以前、20年ぶりにブリューヌとジスタートが事を構える『ディナントの戦い』の野営地で、ザイアンとティグルの間にはいり手ほどく仲裁したマスハスらしい感想だ。
ぐんずりとした体格の初老貴族が推測する通りだった。
これまでザイアンは他人を思いやる行為をした事がなかったし、気に掛けることもなかった。しかし、あのアルサス襲撃戦の敗北から続く、長い放浪旅が彼を変えた。ザイアンはこれまで考えたためしのないことを、繰り返し考えた。
それこそ、ブリューヌの端から端まで渡り歩くほどの、腐るほどの時間が生まれたからだ。

それなら、私は……エレンはどうでしょうか?

リムアリーシャ――今だ自分は『フィグネリアにヴィッサリオンを討ち取られた』という現実に絡めとられている。
ティッタとザイアンはまるで……先ほどの自分とフィグネリアに重なっているのではないか?もしくはその逆なのか?
再び訪れた沈黙に対し、リムは懸命に言葉を探す。軍議の理屈理論は山ほど熟知しているのだが、こんな時に何を言ったらいいのかまったくわからない。

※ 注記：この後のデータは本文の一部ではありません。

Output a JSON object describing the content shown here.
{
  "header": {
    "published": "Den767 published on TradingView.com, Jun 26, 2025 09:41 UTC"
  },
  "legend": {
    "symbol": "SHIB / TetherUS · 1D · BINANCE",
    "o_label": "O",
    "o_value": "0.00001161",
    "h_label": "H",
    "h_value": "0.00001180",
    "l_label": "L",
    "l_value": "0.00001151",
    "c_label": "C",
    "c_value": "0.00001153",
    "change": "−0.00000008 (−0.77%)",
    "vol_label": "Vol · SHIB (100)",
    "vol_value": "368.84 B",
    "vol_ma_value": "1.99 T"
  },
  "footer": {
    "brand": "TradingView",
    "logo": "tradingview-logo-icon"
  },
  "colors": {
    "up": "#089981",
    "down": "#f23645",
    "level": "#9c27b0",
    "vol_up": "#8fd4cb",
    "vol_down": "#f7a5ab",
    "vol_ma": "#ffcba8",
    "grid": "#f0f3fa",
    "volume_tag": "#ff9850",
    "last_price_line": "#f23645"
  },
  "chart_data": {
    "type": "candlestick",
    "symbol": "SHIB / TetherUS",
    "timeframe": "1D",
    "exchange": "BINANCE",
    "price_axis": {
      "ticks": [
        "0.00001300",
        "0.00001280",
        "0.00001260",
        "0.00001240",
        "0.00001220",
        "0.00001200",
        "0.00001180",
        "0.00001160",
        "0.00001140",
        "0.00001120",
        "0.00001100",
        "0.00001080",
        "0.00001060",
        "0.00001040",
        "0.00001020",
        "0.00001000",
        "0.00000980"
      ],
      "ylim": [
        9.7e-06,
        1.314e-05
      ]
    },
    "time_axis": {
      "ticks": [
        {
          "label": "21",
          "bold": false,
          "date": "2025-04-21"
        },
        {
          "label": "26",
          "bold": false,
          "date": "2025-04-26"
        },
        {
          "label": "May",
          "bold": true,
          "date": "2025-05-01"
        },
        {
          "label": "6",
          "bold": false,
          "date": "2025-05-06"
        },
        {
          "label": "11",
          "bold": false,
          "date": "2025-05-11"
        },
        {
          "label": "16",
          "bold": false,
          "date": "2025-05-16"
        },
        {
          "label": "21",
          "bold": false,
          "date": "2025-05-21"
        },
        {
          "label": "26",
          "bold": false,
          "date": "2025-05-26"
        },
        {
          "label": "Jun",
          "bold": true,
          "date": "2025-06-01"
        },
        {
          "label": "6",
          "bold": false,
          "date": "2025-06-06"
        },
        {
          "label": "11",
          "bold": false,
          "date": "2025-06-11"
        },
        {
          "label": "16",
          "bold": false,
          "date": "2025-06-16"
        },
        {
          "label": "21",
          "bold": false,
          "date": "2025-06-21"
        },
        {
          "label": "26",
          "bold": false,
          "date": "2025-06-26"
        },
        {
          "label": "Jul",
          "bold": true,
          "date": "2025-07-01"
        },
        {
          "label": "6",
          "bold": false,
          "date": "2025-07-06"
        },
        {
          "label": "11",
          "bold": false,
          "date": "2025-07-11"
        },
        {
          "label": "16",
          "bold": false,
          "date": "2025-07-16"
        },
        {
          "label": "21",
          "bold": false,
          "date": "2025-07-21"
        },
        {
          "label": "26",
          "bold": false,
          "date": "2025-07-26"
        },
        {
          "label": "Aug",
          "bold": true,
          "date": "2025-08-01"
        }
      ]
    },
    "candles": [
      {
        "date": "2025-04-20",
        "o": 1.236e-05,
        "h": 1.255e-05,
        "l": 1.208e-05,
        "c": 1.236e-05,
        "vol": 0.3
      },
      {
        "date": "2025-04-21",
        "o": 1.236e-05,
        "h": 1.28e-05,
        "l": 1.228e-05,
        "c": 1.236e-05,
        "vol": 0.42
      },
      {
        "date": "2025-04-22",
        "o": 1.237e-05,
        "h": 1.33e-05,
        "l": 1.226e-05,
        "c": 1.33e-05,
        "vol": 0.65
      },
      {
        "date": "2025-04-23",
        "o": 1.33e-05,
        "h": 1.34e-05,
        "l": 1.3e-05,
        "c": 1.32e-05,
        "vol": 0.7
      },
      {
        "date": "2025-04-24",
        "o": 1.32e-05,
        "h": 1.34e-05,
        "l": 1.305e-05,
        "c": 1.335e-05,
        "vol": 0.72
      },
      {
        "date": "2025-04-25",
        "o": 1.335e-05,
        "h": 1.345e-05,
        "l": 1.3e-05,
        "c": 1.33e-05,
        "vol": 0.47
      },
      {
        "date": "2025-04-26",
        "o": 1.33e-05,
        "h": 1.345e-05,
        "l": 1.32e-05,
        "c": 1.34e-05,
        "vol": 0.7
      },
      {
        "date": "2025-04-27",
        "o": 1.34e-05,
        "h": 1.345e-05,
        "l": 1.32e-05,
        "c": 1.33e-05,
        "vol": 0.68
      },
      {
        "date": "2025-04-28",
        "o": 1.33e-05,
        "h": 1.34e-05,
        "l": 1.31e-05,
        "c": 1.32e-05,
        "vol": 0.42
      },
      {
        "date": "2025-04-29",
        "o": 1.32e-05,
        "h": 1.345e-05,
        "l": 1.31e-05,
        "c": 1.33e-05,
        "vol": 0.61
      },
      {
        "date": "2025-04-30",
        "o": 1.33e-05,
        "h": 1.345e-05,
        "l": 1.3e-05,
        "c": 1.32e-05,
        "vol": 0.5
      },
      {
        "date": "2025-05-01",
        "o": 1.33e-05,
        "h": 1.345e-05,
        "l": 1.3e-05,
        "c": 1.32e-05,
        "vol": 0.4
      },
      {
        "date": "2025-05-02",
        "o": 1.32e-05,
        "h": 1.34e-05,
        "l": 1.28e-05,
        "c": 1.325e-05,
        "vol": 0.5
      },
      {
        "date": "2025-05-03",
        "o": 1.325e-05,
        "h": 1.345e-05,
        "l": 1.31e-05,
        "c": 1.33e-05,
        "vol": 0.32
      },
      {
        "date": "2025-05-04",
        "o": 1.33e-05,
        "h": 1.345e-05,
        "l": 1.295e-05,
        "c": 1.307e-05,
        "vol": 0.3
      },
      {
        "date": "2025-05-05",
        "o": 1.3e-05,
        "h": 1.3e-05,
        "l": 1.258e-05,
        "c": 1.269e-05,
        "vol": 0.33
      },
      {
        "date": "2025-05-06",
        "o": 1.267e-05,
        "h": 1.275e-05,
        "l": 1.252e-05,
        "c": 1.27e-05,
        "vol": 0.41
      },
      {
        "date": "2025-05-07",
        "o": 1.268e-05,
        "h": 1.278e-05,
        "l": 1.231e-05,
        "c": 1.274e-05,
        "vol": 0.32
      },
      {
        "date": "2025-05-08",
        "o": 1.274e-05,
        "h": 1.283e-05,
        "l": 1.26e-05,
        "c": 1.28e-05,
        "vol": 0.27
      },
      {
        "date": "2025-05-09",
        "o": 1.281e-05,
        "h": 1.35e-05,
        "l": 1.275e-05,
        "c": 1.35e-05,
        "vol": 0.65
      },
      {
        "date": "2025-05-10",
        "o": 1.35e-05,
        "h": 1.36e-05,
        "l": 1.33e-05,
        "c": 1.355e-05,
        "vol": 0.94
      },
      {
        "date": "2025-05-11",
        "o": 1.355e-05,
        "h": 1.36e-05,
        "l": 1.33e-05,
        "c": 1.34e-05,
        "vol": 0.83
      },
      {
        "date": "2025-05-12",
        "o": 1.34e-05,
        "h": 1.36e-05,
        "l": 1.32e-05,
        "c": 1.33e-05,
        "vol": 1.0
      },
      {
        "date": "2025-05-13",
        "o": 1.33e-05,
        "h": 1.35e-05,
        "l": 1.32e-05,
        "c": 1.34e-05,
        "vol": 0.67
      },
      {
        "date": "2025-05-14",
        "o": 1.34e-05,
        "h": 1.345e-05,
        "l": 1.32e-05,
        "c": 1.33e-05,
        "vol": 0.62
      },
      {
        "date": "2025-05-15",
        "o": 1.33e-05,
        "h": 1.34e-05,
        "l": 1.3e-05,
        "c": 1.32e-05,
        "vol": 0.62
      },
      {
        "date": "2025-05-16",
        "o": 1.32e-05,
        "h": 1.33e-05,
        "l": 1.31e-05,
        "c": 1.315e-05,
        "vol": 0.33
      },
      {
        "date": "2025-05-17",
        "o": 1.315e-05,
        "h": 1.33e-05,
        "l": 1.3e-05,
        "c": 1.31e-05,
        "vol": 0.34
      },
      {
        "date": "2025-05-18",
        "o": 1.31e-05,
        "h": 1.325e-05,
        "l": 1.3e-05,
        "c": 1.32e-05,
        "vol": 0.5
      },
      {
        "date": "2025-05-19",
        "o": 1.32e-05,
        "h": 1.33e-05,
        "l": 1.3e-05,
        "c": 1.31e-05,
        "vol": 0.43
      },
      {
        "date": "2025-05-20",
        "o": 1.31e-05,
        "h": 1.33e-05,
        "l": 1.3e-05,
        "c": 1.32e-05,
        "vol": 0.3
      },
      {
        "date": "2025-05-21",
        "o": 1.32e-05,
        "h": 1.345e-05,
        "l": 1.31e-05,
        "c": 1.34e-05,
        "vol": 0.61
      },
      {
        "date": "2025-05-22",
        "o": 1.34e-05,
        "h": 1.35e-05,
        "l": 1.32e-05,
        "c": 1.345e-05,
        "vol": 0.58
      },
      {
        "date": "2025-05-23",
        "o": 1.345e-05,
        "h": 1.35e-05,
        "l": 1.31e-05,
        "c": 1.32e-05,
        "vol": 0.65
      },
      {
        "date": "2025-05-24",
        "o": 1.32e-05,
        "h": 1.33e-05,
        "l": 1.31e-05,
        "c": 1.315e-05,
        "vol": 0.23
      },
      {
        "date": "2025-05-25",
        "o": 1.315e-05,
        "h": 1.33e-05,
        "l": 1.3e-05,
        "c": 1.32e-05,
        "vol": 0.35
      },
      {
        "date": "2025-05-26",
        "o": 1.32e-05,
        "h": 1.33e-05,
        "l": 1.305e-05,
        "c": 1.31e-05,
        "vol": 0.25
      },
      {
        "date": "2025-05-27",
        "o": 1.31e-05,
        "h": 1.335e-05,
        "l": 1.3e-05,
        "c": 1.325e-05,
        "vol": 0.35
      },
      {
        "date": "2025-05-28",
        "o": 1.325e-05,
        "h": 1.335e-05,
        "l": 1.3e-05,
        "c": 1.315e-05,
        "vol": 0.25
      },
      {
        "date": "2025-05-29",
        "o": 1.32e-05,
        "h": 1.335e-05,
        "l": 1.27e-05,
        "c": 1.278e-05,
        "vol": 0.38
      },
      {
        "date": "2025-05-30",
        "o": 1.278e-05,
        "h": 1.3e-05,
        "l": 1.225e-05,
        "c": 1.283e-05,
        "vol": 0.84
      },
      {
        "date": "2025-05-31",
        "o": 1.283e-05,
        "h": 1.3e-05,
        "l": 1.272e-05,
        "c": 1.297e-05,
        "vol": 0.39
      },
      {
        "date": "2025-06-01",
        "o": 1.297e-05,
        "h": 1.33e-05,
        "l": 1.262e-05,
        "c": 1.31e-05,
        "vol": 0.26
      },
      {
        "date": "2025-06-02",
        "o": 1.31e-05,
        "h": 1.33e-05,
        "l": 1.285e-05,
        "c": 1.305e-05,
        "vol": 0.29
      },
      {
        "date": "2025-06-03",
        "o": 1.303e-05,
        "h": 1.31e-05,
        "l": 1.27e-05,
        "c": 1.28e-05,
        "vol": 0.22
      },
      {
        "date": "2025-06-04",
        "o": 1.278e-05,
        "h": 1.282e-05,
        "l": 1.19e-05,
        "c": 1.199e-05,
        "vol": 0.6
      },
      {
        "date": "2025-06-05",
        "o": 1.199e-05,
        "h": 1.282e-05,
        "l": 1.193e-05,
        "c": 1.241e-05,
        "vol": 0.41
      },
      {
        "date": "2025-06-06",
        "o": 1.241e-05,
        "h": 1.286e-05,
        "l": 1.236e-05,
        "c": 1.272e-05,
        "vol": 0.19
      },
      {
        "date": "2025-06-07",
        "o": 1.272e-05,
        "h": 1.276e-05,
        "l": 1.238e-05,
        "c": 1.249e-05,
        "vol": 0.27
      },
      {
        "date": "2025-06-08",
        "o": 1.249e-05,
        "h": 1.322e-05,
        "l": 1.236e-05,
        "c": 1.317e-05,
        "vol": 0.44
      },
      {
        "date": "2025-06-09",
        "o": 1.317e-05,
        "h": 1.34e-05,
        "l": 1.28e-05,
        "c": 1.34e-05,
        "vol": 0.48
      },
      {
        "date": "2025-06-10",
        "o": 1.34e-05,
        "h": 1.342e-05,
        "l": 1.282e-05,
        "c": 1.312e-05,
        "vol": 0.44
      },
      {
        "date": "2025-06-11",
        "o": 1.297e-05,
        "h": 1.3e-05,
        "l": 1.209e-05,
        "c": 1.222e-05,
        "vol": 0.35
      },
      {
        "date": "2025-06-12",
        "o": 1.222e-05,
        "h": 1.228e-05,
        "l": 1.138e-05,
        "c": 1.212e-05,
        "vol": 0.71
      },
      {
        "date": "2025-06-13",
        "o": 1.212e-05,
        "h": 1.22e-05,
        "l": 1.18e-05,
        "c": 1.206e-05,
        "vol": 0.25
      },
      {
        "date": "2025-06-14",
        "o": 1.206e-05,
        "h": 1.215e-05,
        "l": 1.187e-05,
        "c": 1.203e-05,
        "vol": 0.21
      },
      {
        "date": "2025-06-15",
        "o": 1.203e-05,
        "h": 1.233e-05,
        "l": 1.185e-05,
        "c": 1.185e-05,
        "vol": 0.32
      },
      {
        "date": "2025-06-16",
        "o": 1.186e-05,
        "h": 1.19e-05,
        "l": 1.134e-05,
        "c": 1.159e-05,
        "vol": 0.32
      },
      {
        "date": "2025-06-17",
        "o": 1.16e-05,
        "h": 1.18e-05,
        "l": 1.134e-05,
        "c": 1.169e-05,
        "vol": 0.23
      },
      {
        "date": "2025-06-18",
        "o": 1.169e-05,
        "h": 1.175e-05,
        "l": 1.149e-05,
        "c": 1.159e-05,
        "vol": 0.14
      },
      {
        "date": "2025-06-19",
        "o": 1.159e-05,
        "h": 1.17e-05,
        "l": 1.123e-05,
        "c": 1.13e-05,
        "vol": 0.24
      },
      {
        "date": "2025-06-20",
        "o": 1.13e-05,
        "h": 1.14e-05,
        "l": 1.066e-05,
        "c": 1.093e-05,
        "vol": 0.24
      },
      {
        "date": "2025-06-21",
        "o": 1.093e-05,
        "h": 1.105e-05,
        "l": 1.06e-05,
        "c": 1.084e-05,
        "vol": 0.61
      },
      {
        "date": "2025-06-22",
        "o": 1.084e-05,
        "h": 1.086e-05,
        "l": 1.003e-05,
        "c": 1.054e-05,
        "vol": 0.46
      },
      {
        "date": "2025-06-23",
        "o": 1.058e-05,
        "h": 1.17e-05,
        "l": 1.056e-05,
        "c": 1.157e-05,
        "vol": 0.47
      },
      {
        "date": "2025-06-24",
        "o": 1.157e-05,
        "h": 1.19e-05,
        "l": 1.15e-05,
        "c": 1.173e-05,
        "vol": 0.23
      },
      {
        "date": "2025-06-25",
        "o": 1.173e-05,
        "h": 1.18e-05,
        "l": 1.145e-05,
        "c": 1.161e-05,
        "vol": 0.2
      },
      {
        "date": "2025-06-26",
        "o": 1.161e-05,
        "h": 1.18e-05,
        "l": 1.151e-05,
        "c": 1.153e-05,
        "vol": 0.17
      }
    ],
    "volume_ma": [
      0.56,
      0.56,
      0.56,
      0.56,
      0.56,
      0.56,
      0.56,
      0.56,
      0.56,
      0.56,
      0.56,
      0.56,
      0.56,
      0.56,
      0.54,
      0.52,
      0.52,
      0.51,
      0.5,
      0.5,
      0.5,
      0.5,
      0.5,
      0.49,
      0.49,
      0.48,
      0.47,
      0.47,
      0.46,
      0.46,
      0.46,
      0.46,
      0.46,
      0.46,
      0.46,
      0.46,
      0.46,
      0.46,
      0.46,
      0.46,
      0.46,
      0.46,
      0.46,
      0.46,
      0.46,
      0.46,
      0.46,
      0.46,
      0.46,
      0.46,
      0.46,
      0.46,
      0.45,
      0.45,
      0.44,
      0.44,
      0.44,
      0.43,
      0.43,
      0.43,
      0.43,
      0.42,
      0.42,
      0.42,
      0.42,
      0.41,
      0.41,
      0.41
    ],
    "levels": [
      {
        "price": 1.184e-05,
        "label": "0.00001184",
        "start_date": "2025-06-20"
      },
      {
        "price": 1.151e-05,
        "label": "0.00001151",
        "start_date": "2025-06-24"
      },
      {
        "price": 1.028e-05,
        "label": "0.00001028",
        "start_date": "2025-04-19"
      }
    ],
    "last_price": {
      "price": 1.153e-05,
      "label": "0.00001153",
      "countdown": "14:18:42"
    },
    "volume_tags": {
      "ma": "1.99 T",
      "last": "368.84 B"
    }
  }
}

「……貴方が……『銀閃の勇者・シルヴレイヴ』の……シシオウ……ガイ殿……ですね」

ザイアンの丁寧な物言いに、凱は目を見開いた。かつて「殺せって言ってんだよ!!」という獣のような遠吠えの面影は感じられない。

「あなたに……会いたかった」

震えるような声から絞り出された言葉。
ザイアンにとって、それは『喪失』から生まれた、ささやかな『流星』にして『希望』だったのだ。










◆◇◆◇◆◇◆◇◆◇◆◇◆◇










「―――――あなた方は本気なのですか!?父上……いや、『魔王』と戦うと」

ザイアンは言いさして絶句した。今回のブリューヌ内乱について、凱はザイアンに説明したのだ。
ほぼフェリックス政権の置かれたブリューヌを開放する為に、ティグル達を救出して王都ニースを取り戻す。そのことが銀の流星軍が解体せずに、ブリューヌ勢力圏侵入を伺っている理由だ。
もちろん、銀の逆星軍からすれば、銀の流星軍のような『解放軍』がいつまでも存在されては困ることになる。だが、ムオジネルやザクスタンのような傍観国からすれば、彼ら銀の流星軍の選択は蒸気を逸したものに見えるだろう。

――民草に非道を働く魔王を穿たん『流星』が、ブリューヌに真の平和を取り戻す。

理由はいいが、それですべての流星が砕かれては意味がないではないか?
だが、そんなことはもちろん凱にも、ここにいる全員にも自明のことだった。凱は静かに頷く。